SSL Verification Disabled in WebPageHelper #98

Open rmcc3 opened 3 months ago

rmcc3 commented 3 months ago

Description

In the file utils.py, the WebPageHelper class disables SSL verification when making HTTP requests:

self.httpx_client = httpx.Client(verify=False)

This is a significant security issue that should addressed.

Why this is problematic

  1. Man-in-the-Middle (MITM) Attacks: Disabling SSL verification makes the application vulnerable to MITM attacks. An attacker could intercept the communication between the application and the web servers it's querying, potentially injecting malicious content.

  2. Compromised Knowledge Integrity: For a knowledge curation system like STORM, the integrity of the information is important. If an attacker can intercept and modify the content being retrieved, they could inject false or misleading information into the knowledge base. This could lead to the generation of inaccurate or even harmful content.

  3. Violation of Security Best Practices: Disabling SSL verification goes against security best practices and could potentially violate compliance requirements if the system is handling any sensitive or regulated data.
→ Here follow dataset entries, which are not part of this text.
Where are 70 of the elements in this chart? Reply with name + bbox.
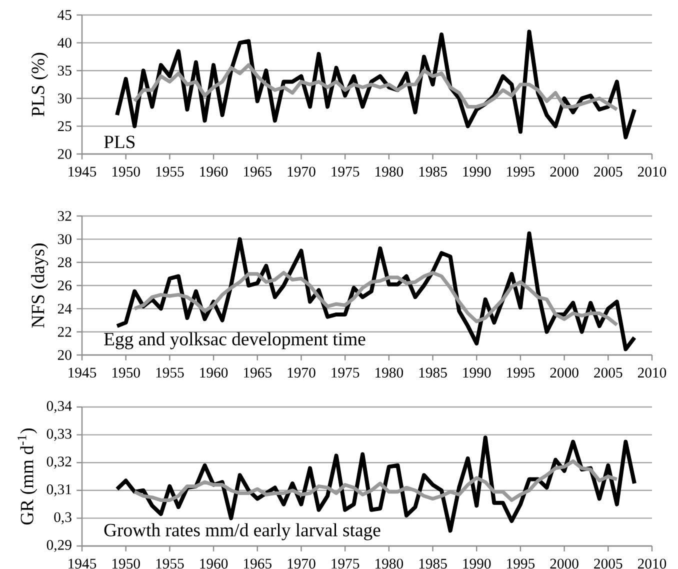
x-tick-label: 2000 — [550, 368, 578, 378]
x-tick-label: 1960 — [200, 558, 228, 569]
x-tick-label: 1960 — [200, 166, 228, 177]
x-tick-label: 1990 — [463, 368, 491, 378]
x-tick-label: 1965 — [244, 368, 272, 378]
x-tick-label: 1995 — [507, 166, 535, 177]
y-tick-label: 35 — [58, 66, 72, 76]
y-tick-label: 40 — [58, 38, 72, 48]
y-tick-label: 0,29 — [46, 540, 72, 552]
x-tick-label: 1945 — [68, 368, 96, 378]
y-tick-label: 0,33 — [46, 428, 72, 441]
y-tick-label: 22 — [58, 326, 72, 337]
x-tick-label: 1965 — [244, 558, 272, 569]
x-tick-label: 1970 — [288, 166, 316, 177]
annotation: PLS — [104, 136, 135, 148]
x-tick-label: 2010 — [638, 368, 666, 378]
x-tick-label: 1975 — [332, 166, 360, 177]
y-tick-label: 20 — [58, 350, 72, 360]
x-tick-label: 1985 — [419, 368, 447, 378]
y-tick-label: 20 — [58, 149, 72, 159]
x-tick-label: 2010 — [638, 166, 666, 177]
x-tick-label: 2005 — [594, 558, 622, 569]
x-tick-label: 2010 — [638, 558, 666, 569]
line-series — [132, 270, 619, 327]
y-tick-label: 28 — [58, 257, 72, 268]
y-tick-label: 45 — [58, 10, 72, 20]
x-tick-label: 2005 — [594, 368, 622, 378]
y-tick-label: 0,31 — [46, 484, 72, 496]
x-tick-label: 1955 — [156, 166, 184, 177]
y-tick-label: 24 — [58, 304, 72, 314]
y-axis-title: GR (mm d$^{-1}$) — [18, 428, 38, 525]
x-tick-label: 1945 — [68, 166, 96, 177]
x-tick-label: 1980 — [376, 558, 404, 569]
y-tick-label: 25 — [58, 121, 72, 132]
x-tick-label: 1955 — [156, 558, 184, 569]
x-tick-label: 1985 — [419, 166, 447, 177]
x-tick-label: 1985 — [419, 558, 447, 569]
y-tick-label: 30 — [58, 234, 72, 244]
x-tick-label: 1970 — [288, 368, 316, 378]
x-tick-label: 1955 — [156, 368, 184, 378]
x-tick-label: 1970 — [288, 558, 316, 569]
y-tick-label: 0,3 — [54, 512, 72, 524]
x-tick-label: 1980 — [376, 166, 404, 177]
x-tick-label: 1995 — [507, 368, 535, 378]
x-tick-label: 2000 — [550, 166, 578, 177]
x-tick-label: 1945 — [68, 558, 96, 569]
line-series — [132, 63, 619, 112]
y-tick-label: 32 — [58, 211, 72, 221]
y-axis-title: PLS (%) — [31, 52, 48, 116]
y-tick-label: 0,34 — [46, 401, 72, 414]
x-tick-label: 1950 — [112, 558, 140, 569]
x-tick-label: 1975 — [332, 558, 360, 569]
x-tick-label: 1980 — [376, 368, 404, 378]
x-tick-label: 1995 — [507, 558, 535, 569]
x-tick-label: 1975 — [332, 368, 360, 378]
annotation: Growth rates mm/d early larval stage — [104, 523, 380, 540]
x-tick-label: 1965 — [244, 166, 272, 177]
x-tick-label: 1950 — [112, 166, 140, 177]
annotation: Egg and yolksac development time — [104, 332, 366, 350]
x-tick-label: 1960 — [200, 368, 228, 378]
x-tick-label: 1990 — [463, 558, 491, 569]
y-tick-label: 0,32 — [46, 456, 72, 469]
x-tick-label: 2000 — [550, 558, 578, 569]
x-tick-label: 2005 — [594, 166, 622, 177]
y-axis-title: NFS (days) — [31, 244, 48, 328]
x-tick-label: 1990 — [463, 166, 491, 177]
y-tick-label: 26 — [58, 280, 72, 290]
x-tick-label: 1950 — [112, 368, 140, 378]
line-series — [132, 459, 619, 502]
y-tick-label: 30 — [58, 93, 72, 104]
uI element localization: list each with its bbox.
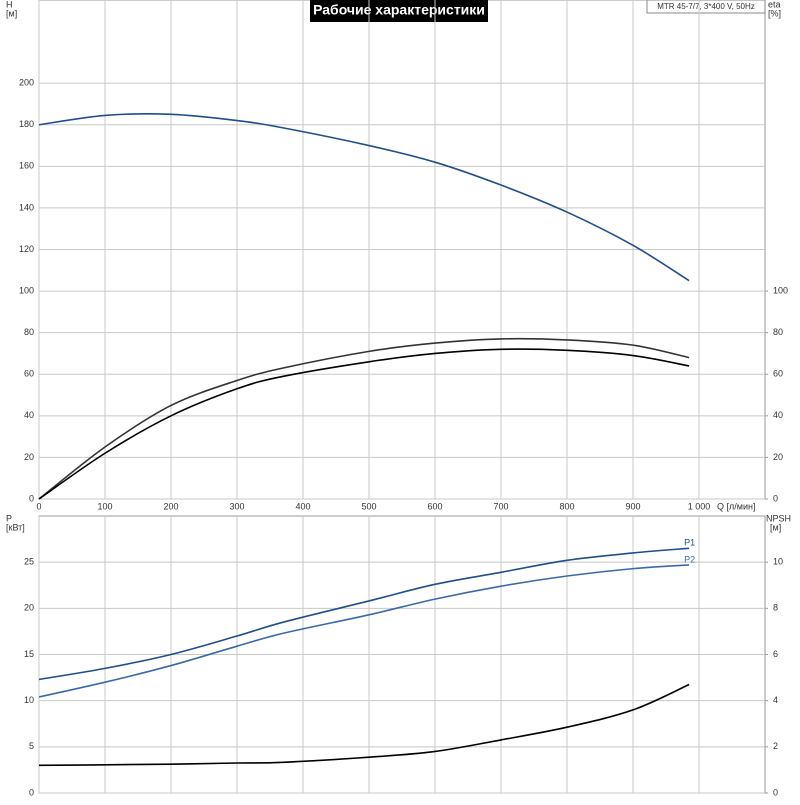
curve bbox=[38, 547, 690, 681]
y-tick-label: 0 bbox=[29, 787, 34, 797]
y2-tick-label: 2 bbox=[773, 741, 778, 751]
chart-title: Рабочие характеристики bbox=[313, 2, 485, 18]
curve bbox=[38, 348, 690, 500]
y-tick-label: 180 bbox=[19, 119, 34, 129]
y-tick-label: 200 bbox=[19, 78, 34, 88]
y2-tick-label: 80 bbox=[773, 327, 783, 337]
x-tick-label: 800 bbox=[559, 501, 574, 511]
y-tick-label: 20 bbox=[24, 452, 34, 462]
y2-tick-label: 4 bbox=[773, 695, 778, 705]
curve-label: P2 bbox=[684, 554, 695, 564]
y2-tick-label: 40 bbox=[773, 410, 783, 420]
y2-tick-label: 0 bbox=[773, 787, 778, 797]
y-axis-label: P bbox=[6, 513, 12, 523]
y-tick-label: 60 bbox=[24, 369, 34, 379]
y-tick-label: 25 bbox=[24, 557, 34, 567]
x-tick-label: 100 bbox=[97, 501, 112, 511]
x-tick-label: 200 bbox=[163, 501, 178, 511]
x-tick-label: 400 bbox=[295, 501, 310, 511]
y2-axis-unit: [м] bbox=[770, 522, 781, 532]
x-axis-label: Q [л/мин] bbox=[717, 501, 755, 511]
curve bbox=[38, 113, 690, 282]
x-tick-label: 700 bbox=[493, 501, 508, 511]
y2-axis-label: NPSH bbox=[766, 513, 791, 523]
x-tick-label: 500 bbox=[361, 501, 376, 511]
y-tick-label: 20 bbox=[24, 603, 34, 613]
y-tick-label: 80 bbox=[24, 327, 34, 337]
x-tick-label: 0 bbox=[36, 501, 41, 511]
y2-axis-unit: [%] bbox=[768, 8, 781, 18]
y2-tick-label: 100 bbox=[773, 285, 788, 295]
y-tick-label: 5 bbox=[29, 741, 34, 751]
y-tick-label: 160 bbox=[19, 161, 34, 171]
x-tick-label: 900 bbox=[625, 501, 640, 511]
y-tick-label: 120 bbox=[19, 244, 34, 254]
y2-axis-label: eta bbox=[768, 0, 781, 9]
x-tick-label: 1 000 bbox=[688, 501, 711, 511]
y-tick-label: 0 bbox=[29, 493, 34, 503]
y2-tick-label: 8 bbox=[773, 603, 778, 613]
y-axis-label: H bbox=[6, 0, 13, 9]
curve bbox=[38, 564, 690, 698]
model-box bbox=[646, 0, 766, 14]
curve-label: P1 bbox=[684, 538, 695, 548]
y2-tick-label: 60 bbox=[773, 369, 783, 379]
y2-tick-label: 10 bbox=[773, 557, 783, 567]
x-tick-label: 300 bbox=[229, 501, 244, 511]
y-axis-unit: [кВт] bbox=[6, 522, 25, 532]
curve bbox=[38, 683, 690, 767]
y-tick-label: 40 bbox=[24, 410, 34, 420]
x-tick-label: 600 bbox=[427, 501, 442, 511]
y-tick-label: 100 bbox=[19, 285, 34, 295]
y-tick-label: 15 bbox=[24, 649, 34, 659]
y2-tick-label: 0 bbox=[773, 493, 778, 503]
y2-tick-label: 20 bbox=[773, 452, 783, 462]
curve bbox=[38, 337, 690, 500]
y-tick-label: 10 bbox=[24, 695, 34, 705]
y2-tick-label: 6 bbox=[773, 649, 778, 659]
title-box bbox=[310, 0, 488, 22]
model-label: MTR 45-7/7, 3*400 V, 50Hz bbox=[657, 2, 755, 11]
y-tick-label: 140 bbox=[19, 202, 34, 212]
y-axis-unit: [м] bbox=[6, 8, 17, 18]
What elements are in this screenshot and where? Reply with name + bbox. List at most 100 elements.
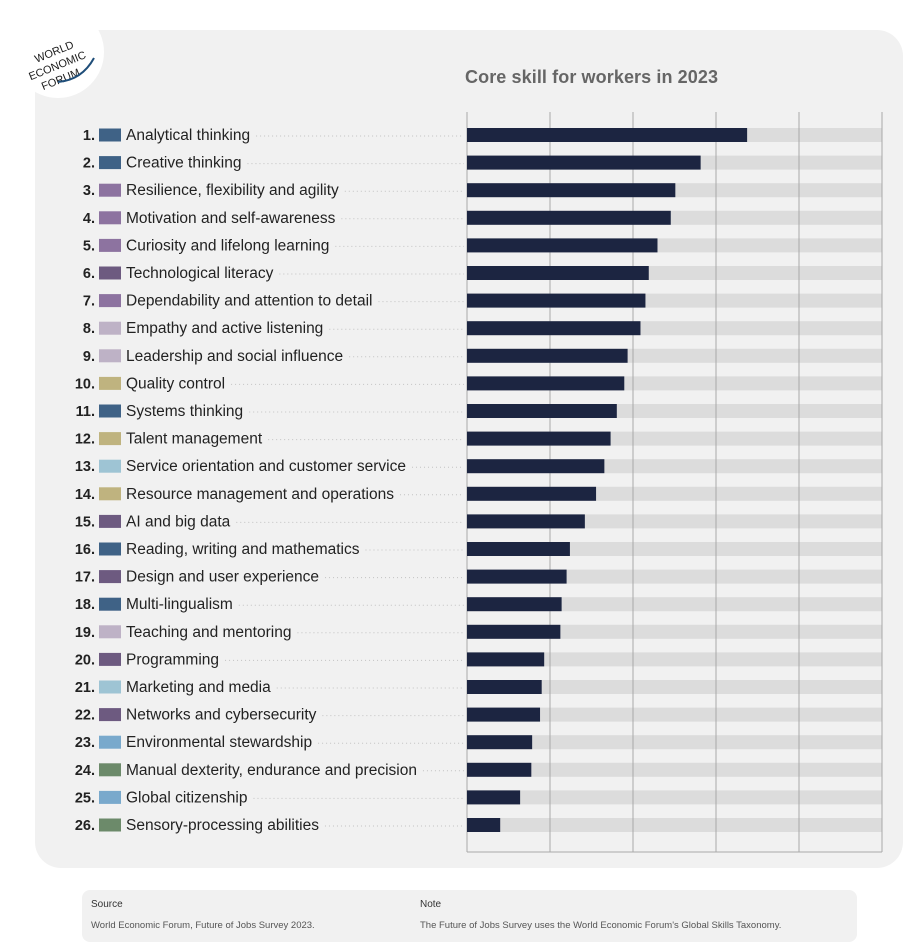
skill-bar (467, 321, 641, 336)
skill-label: Empathy and active listening (126, 320, 323, 337)
bar-track (467, 624, 882, 639)
skill-swatch (99, 652, 121, 666)
note-heading: Note (420, 899, 442, 910)
bar-track (467, 542, 882, 556)
skill-swatch (99, 211, 121, 225)
bar-track (467, 762, 882, 777)
skill-label: Global citizenship (126, 789, 247, 806)
skill-bar (467, 762, 532, 777)
source-text: World Economic Forum, Future of Jobs Sur… (91, 920, 315, 931)
skill-bar (467, 569, 567, 584)
skill-swatch (99, 128, 121, 142)
skill-rank: 10. (75, 376, 95, 392)
bar-track (467, 652, 882, 667)
skill-label: Design and user experience (126, 569, 319, 586)
skill-bar (467, 155, 701, 170)
skill-swatch (99, 680, 121, 694)
skill-rank: 25. (75, 790, 95, 806)
skill-rank: 13. (75, 459, 95, 475)
skill-rank: 16. (75, 542, 95, 558)
bar-track (467, 569, 882, 584)
footer-source: Source World Economic Forum, Future of J… (91, 899, 315, 931)
skill-rank: 24. (75, 763, 95, 779)
skill-label: Programming (126, 651, 219, 668)
skill-swatch (99, 570, 121, 584)
skill-rank: 3. (83, 183, 95, 199)
bar-track (467, 818, 882, 832)
skill-bar (467, 680, 542, 694)
skill-swatch (99, 708, 121, 722)
skill-label: Multi-lingualism (126, 596, 233, 613)
logo-badge (12, 6, 104, 98)
skill-bar (467, 486, 597, 501)
skill-bar (467, 266, 649, 280)
skill-rank: 12. (75, 432, 95, 448)
chart-title: Core skill for workers in 2023 (465, 67, 719, 87)
skill-swatch (99, 818, 121, 832)
bar-track (467, 790, 882, 805)
skill-rank: 26. (75, 818, 95, 834)
skill-label: Manual dexterity, endurance and precisio… (126, 762, 417, 779)
skill-rank: 19. (75, 625, 95, 641)
bar-track (467, 735, 882, 750)
skill-bar (467, 128, 748, 142)
skill-bar (467, 542, 570, 556)
skill-label: Environmental stewardship (126, 734, 312, 751)
skill-label: Quality control (126, 375, 225, 392)
skill-rank: 21. (75, 680, 95, 696)
skill-label: Marketing and media (126, 679, 271, 696)
skill-rank: 7. (83, 294, 95, 310)
skill-bar (467, 431, 611, 446)
skill-label: Reading, writing and mathematics (126, 541, 360, 558)
skill-bar (467, 459, 605, 474)
skill-bar (467, 404, 617, 418)
skill-rank: 22. (75, 708, 95, 724)
skill-label: Resource management and operations (126, 486, 394, 503)
skill-bar (467, 293, 646, 308)
footer-note: Note The Future of Jobs Survey uses the … (420, 899, 781, 931)
skill-bar (467, 735, 533, 750)
skill-rank: 6. (83, 266, 95, 282)
skill-bar (467, 238, 658, 253)
skill-label: Networks and cybersecurity (126, 707, 317, 724)
skill-bar (467, 376, 625, 391)
skill-bar (467, 210, 671, 225)
skill-swatch (99, 432, 121, 446)
skill-swatch (99, 266, 121, 280)
skill-swatch (99, 735, 121, 749)
skill-swatch (99, 459, 121, 473)
skill-swatch (99, 514, 121, 528)
wef-logo: WORLD ECONOMIC FORUM (12, 6, 104, 98)
skill-label: Sensory-processing abilities (126, 817, 319, 834)
bar-track (467, 597, 882, 612)
skill-label: Service orientation and customer service (126, 458, 406, 475)
skill-swatch (99, 625, 121, 639)
skill-rank: 18. (75, 597, 95, 613)
skill-label: Resilience, flexibility and agility (126, 182, 339, 199)
skill-swatch (99, 321, 121, 335)
skill-swatch (99, 542, 121, 556)
skill-bar (467, 597, 562, 612)
skill-swatch (99, 404, 121, 418)
source-heading: Source (91, 899, 123, 910)
bar-chart: 1. Analytical thinking 2. Creative thinking… (75, 112, 883, 853)
skill-label: Leadership and social influence (126, 348, 343, 365)
skill-bar (467, 790, 521, 805)
skill-label: Talent management (126, 431, 263, 448)
skill-rank: 5. (83, 238, 95, 254)
skill-rank: 2. (83, 156, 95, 172)
skill-rank: 23. (75, 735, 95, 751)
skill-rank: 17. (75, 570, 95, 586)
skill-bar (467, 707, 541, 722)
skill-bar (467, 348, 628, 363)
skill-rank: 8. (83, 321, 95, 337)
skill-label: Teaching and mentoring (126, 624, 291, 641)
skill-swatch (99, 487, 121, 501)
skill-label: AI and big data (126, 513, 231, 530)
skill-bar (467, 624, 561, 639)
logo-swoosh (57, 57, 95, 83)
footer: Source World Economic Forum, Future of J… (82, 890, 857, 942)
skill-swatch (99, 294, 121, 308)
skill-swatch (99, 763, 121, 777)
skill-label: Systems thinking (126, 403, 243, 420)
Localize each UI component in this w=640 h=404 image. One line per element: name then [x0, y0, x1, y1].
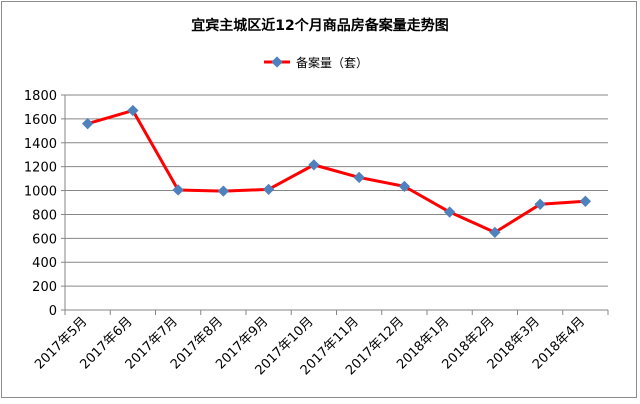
data-point — [353, 171, 365, 184]
data-point — [217, 185, 230, 197]
legend: 备案量（套） — [264, 55, 368, 70]
data-point — [398, 180, 411, 193]
line-chart: 宜宾主城区近12个月商品房备案量走势图 备案量（套） 0 200 400 600 800… — [24, 17, 609, 378]
data-point — [262, 183, 275, 196]
data-point — [172, 184, 184, 196]
series-line — [87, 109, 586, 234]
axes — [61, 94, 609, 315]
legend-marker-swatch — [271, 56, 283, 68]
y-tick-label: 800 — [32, 208, 57, 223]
data-point — [489, 226, 501, 239]
data-point — [579, 195, 592, 207]
data-point — [308, 159, 320, 171]
y-tick-label: 1000 — [24, 185, 57, 200]
series-layer — [81, 104, 592, 239]
x-tick-labels: 2017年5月2017年6月2017年7月2017年8月2017年9月2017年… — [32, 314, 588, 378]
chart-frame: 宜宾主城区近12个月商品房备案量走势图 备案量（套） 0 200 400 600 800… — [1, 1, 637, 398]
y-tick-label: 200 — [32, 280, 57, 295]
chart-title: 宜宾主城区近12个月商品房备案量走势图 — [191, 17, 448, 34]
y-tick-label: 1600 — [24, 113, 57, 128]
y-tick-label: 400 — [32, 256, 57, 271]
data-point — [443, 206, 456, 218]
y-tick-label: 0 — [49, 304, 57, 319]
y-tick-label: 1400 — [24, 137, 57, 152]
y-tick-label: 600 — [32, 232, 57, 247]
y-tick-label: 1200 — [24, 161, 57, 176]
y-tick-labels: 0 200 400 600 800 1000 1200 1400 1600 1800 — [24, 89, 57, 319]
legend-label: 备案量（套） — [296, 55, 368, 70]
data-point — [81, 118, 94, 130]
gridlines — [65, 94, 608, 287]
y-tick-label: 1800 — [24, 89, 57, 104]
data-point — [534, 198, 546, 210]
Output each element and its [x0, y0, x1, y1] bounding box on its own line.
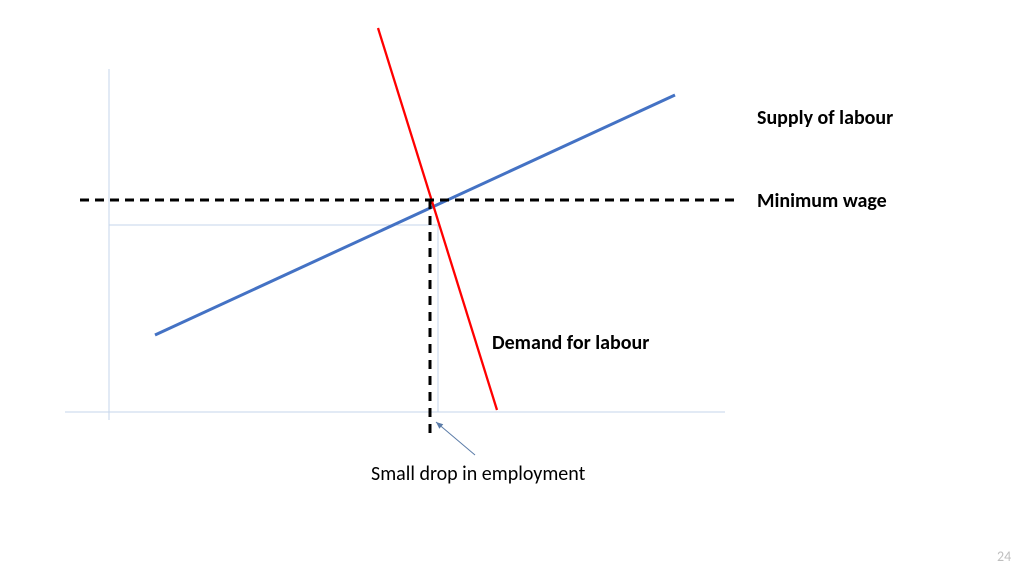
min-wage-label: Minimum wage: [757, 189, 887, 213]
demand-label: Demand for labour: [492, 331, 649, 355]
supply-line: [155, 95, 675, 335]
page-number: 24: [997, 548, 1011, 565]
drop-arrow: [436, 422, 475, 455]
supply-label: Supply of labour: [757, 106, 893, 130]
econ-chart: [0, 0, 1024, 576]
drop-label: Small drop in employment: [371, 462, 585, 486]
  4. Propagation of Insecure Practices: If users or other developers see this in the codebase, they might assume it's an acceptable practice and replicate it in other parts of the codebase.

How it affects knowledge generation

  1. Unreliable Sources: The system may unknowingly use information from compromised or spoofed websites, leading to the generation of unreliable or false knowledge.

  2. Inconsistent Information: If the same query yields different results due to MITM attacks, it could lead to inconsistencies in the generated knowledge.

Proposed Solution

  1. Remove the verify=False parameter from the httpx.Client() initialization.
  2. Implement proper SSL certificate validation.
  3. If there are specific cases where self-signed certificates need to be handled, implement a more secure solution such as certificate pinning or providing a custom certificate authority.

Action Items

shaoyijia commented 3 months ago

This issue is reasonable. Any plan to help resolve it?

rmcc3 commented 3 months ago

This issue is reasonable. Any plan to help resolve it?

Are there any major changes planned to how networking will be done? If not, I can go ahead and see what I can do.

shaoyijia commented 3 months ago

No, we won't touch the networking part right now.